Yesterday fortune shone in Victoria. I was walking along the street to the office and noticed a piece of paper fluttering by my feet.
I bent down to find it was a £10 note.
I looked to see if anyone had dropped it and was searching for it, but they weren’t.
So I picked it up.
There are many things I could do with a tenner, but a few paces later who should I see but the Big Issue Magazine Seller I see and say ‘Hi’ to everyday on that street (these guys are homeless or long-term unemployed people but moving their lives on by buying copies for £1.25 and selling them for £2.50).
And although I could do many things with that tenner, I thought it might give him even more value and joy than it would me, so I stopped him and asked if he’d be happy to take on my new windfall; he was surprised but more than happy to help me out by accepting the gift.

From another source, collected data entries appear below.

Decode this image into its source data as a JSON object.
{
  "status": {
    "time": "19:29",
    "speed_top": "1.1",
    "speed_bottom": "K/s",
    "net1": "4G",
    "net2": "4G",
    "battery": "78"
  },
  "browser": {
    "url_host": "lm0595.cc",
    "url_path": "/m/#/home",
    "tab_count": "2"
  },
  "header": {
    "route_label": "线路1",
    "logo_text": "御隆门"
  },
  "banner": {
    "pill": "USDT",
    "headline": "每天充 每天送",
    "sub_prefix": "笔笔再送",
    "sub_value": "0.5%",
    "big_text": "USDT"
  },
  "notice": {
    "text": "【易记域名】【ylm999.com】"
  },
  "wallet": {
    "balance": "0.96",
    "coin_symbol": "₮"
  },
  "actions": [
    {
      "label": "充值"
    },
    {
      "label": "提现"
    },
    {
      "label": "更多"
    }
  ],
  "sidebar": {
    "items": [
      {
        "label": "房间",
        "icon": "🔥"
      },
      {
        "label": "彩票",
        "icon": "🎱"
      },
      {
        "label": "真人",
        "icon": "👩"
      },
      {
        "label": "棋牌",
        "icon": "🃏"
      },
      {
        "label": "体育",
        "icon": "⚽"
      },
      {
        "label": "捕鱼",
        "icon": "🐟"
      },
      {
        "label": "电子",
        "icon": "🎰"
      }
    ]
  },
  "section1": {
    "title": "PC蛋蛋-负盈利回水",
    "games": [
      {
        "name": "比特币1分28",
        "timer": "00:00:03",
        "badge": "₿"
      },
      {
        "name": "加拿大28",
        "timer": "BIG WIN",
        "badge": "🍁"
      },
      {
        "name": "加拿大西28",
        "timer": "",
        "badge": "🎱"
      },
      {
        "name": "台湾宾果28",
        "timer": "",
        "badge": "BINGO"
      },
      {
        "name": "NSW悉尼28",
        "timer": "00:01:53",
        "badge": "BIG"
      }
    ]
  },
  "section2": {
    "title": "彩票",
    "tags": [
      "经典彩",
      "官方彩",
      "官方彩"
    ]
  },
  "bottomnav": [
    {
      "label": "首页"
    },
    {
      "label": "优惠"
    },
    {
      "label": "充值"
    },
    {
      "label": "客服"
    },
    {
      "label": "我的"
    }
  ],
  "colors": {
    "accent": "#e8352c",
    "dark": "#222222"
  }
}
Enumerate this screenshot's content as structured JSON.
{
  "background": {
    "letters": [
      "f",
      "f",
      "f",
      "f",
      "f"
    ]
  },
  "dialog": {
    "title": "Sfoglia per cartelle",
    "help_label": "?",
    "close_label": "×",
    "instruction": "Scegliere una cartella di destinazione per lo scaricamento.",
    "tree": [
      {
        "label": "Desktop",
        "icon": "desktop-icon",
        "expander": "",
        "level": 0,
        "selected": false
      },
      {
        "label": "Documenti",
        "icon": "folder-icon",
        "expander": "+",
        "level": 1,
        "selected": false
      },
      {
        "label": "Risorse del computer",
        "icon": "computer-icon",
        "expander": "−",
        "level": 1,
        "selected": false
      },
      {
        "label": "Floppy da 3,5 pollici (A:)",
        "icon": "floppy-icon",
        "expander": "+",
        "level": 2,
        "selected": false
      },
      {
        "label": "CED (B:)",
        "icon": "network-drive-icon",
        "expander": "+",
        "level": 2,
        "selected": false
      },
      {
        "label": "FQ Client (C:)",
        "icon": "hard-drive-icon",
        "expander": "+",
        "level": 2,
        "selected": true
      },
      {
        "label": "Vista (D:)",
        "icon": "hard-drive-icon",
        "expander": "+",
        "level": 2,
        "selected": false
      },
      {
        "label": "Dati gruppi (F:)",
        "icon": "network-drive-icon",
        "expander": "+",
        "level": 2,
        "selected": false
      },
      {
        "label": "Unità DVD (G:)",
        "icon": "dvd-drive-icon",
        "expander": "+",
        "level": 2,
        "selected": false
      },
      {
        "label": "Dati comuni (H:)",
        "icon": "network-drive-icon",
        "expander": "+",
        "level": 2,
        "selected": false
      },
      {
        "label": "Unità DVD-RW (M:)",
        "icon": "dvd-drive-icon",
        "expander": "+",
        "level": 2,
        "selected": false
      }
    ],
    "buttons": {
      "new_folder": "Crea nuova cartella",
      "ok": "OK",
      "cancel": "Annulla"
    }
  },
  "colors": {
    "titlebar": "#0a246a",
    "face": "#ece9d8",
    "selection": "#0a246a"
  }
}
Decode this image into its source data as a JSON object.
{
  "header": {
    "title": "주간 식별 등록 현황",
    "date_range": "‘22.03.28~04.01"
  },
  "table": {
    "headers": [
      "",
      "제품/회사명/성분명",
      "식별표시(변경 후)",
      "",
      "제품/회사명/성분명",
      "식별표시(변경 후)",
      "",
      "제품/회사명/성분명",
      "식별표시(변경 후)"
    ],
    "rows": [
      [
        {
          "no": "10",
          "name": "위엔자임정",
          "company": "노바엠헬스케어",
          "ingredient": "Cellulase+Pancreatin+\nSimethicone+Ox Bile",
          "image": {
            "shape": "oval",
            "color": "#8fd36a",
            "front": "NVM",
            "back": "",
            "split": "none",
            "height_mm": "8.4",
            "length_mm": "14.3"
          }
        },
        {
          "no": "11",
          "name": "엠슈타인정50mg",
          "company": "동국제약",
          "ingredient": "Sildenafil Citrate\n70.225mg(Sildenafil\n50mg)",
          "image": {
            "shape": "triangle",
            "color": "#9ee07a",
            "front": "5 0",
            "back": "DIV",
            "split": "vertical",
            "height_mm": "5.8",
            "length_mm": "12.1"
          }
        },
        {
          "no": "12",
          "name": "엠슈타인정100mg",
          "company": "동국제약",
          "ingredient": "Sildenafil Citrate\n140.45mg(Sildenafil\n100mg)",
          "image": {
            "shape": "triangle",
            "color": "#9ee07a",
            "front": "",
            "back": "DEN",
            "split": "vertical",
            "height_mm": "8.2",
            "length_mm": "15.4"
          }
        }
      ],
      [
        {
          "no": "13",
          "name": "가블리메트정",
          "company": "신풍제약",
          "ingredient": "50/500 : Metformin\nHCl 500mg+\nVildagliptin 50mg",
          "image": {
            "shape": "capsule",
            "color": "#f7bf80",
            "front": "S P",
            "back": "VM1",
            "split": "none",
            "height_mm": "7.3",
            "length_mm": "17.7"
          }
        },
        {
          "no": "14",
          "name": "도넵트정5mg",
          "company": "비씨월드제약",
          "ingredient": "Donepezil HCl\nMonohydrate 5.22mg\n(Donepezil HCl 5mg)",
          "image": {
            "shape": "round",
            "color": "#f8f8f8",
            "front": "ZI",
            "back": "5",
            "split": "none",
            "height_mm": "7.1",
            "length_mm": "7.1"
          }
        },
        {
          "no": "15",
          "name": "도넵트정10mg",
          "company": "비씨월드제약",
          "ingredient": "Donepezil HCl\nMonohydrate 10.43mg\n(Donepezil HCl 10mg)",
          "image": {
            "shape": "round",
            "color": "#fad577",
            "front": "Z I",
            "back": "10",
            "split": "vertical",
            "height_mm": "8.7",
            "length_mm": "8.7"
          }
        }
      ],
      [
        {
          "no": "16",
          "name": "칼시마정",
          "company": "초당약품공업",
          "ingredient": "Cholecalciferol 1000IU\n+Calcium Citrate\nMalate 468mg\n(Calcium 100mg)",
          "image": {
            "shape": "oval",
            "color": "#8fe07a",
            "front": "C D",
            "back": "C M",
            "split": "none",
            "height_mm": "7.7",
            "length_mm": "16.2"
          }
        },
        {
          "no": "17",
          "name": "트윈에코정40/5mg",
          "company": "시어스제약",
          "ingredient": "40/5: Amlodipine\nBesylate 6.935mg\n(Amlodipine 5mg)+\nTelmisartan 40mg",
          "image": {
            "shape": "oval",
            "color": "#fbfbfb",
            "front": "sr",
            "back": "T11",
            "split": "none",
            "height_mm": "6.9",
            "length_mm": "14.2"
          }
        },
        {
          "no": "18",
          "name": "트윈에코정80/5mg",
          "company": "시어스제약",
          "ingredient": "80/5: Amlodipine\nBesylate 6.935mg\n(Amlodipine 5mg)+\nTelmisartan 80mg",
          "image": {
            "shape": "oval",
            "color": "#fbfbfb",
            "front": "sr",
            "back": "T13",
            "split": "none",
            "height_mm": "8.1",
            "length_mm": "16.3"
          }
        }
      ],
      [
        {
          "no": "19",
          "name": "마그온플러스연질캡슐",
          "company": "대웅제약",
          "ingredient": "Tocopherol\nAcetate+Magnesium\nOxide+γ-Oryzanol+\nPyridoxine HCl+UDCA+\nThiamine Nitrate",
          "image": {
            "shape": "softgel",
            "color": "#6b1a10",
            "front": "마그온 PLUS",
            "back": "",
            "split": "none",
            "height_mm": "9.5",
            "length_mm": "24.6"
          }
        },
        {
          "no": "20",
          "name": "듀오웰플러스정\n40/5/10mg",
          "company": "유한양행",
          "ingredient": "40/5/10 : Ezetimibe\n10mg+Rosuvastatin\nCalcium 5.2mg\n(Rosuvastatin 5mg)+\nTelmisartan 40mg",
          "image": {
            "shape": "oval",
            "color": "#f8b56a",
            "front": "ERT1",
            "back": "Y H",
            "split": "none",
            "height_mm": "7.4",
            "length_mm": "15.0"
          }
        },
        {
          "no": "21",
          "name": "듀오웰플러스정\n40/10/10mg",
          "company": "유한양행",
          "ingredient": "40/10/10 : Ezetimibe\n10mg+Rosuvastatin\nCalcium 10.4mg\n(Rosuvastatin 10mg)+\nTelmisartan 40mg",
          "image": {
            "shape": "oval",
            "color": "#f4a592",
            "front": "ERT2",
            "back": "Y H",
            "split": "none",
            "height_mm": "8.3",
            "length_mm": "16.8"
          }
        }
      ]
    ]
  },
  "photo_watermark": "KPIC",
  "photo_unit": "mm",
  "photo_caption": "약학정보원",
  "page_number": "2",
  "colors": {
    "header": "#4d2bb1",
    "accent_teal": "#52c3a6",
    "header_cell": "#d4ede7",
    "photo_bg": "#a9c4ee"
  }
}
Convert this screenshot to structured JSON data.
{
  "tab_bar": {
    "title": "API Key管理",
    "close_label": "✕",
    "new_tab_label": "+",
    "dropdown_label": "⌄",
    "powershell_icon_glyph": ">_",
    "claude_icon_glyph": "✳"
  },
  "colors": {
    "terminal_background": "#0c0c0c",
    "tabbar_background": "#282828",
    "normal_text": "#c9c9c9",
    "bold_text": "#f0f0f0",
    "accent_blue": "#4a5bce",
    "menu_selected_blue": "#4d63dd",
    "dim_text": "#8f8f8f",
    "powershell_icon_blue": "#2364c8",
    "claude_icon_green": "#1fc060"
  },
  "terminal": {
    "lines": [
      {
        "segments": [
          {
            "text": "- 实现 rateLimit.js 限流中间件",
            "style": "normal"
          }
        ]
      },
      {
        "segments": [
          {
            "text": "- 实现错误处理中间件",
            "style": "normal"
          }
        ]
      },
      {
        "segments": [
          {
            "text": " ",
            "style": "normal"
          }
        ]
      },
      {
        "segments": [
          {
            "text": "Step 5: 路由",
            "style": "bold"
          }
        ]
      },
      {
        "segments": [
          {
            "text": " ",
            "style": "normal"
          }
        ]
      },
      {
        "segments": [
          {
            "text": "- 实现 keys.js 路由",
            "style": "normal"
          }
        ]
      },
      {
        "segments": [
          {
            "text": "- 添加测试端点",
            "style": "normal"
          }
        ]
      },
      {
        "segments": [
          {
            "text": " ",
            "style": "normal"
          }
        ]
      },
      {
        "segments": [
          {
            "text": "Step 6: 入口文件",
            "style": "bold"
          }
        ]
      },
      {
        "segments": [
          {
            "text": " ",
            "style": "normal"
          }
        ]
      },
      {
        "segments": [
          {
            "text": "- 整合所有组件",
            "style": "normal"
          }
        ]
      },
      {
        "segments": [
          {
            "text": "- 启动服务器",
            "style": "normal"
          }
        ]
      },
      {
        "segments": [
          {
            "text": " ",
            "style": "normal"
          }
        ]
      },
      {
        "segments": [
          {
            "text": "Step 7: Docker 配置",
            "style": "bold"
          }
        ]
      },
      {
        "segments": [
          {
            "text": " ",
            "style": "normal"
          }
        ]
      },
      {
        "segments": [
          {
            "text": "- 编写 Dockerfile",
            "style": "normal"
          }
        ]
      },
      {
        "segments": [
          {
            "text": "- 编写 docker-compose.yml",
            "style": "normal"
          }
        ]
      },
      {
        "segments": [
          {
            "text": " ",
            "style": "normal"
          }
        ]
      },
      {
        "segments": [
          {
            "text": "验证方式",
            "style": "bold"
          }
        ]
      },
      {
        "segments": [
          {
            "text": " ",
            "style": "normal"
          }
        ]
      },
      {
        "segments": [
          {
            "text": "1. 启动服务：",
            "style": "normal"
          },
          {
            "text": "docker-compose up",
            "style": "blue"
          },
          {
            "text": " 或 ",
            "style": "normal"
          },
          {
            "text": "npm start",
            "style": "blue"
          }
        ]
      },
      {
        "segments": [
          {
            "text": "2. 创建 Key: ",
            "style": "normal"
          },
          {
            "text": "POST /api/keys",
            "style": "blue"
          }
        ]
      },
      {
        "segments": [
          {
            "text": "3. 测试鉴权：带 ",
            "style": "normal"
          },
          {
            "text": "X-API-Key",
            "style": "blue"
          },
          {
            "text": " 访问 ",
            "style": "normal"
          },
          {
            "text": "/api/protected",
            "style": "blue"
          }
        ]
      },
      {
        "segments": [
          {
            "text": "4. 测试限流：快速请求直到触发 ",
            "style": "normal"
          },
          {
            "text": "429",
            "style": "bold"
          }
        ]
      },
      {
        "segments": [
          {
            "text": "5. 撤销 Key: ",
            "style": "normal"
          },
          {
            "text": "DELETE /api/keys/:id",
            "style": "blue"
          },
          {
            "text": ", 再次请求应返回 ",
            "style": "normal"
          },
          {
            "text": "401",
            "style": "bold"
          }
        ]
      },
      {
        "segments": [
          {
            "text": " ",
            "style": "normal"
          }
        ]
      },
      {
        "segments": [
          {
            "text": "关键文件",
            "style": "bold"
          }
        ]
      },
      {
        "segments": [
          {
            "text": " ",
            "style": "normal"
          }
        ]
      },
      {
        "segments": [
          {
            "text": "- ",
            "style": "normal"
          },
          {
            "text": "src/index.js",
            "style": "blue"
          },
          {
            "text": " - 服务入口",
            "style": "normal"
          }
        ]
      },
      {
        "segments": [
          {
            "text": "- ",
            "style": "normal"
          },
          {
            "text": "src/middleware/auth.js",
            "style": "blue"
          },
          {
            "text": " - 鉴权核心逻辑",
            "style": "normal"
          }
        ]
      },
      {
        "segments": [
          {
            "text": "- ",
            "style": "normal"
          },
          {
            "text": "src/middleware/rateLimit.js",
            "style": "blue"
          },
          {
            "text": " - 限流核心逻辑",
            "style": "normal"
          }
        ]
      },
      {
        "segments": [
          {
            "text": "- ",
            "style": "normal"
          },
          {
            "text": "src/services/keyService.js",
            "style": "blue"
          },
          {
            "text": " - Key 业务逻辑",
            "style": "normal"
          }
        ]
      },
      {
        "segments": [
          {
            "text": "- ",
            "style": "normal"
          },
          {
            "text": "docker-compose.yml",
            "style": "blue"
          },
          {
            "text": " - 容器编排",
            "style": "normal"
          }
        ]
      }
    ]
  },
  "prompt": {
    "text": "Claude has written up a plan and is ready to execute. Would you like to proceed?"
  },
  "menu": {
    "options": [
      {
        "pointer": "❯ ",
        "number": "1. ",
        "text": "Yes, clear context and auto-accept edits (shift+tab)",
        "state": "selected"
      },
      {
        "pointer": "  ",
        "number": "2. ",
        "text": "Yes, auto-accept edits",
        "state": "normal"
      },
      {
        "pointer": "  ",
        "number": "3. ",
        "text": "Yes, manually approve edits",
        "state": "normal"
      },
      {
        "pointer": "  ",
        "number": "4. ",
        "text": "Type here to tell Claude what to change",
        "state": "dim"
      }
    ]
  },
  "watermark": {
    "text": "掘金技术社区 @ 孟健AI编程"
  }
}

I pretty sure we both left feeling we’d benefitted somehow – and the research backs this up;
Giving makes us feel happy. (A 2008 study by Harvard Business School)
Giving is good for our health (A 1999 study led by Doug Oman of the University of California, Berkeley, found that elderly people who volunteered for two or more organisations were 44 percent less likely to die over a five-year period than were non-volunteers)
Giving promotes cooperation and social connection- (. “Being kind and generous leads you to perceive others more positively and more charitably,” writes Sonya Lyubomirsky in her book The How of Happiness)
Giving evokes gratitude (The lovely Barbara Fredrickson notes “When you express your gratitude in words or actions, you not only boost your own positivity but [other people’s] as well,”)
Giving is contagious -(A study by University of California, San Diego, and Harvard, published in the Proceedings of the National Academy of Science, shows that when one person behaves generously, it inspires observers to behave generously later, toward different people.)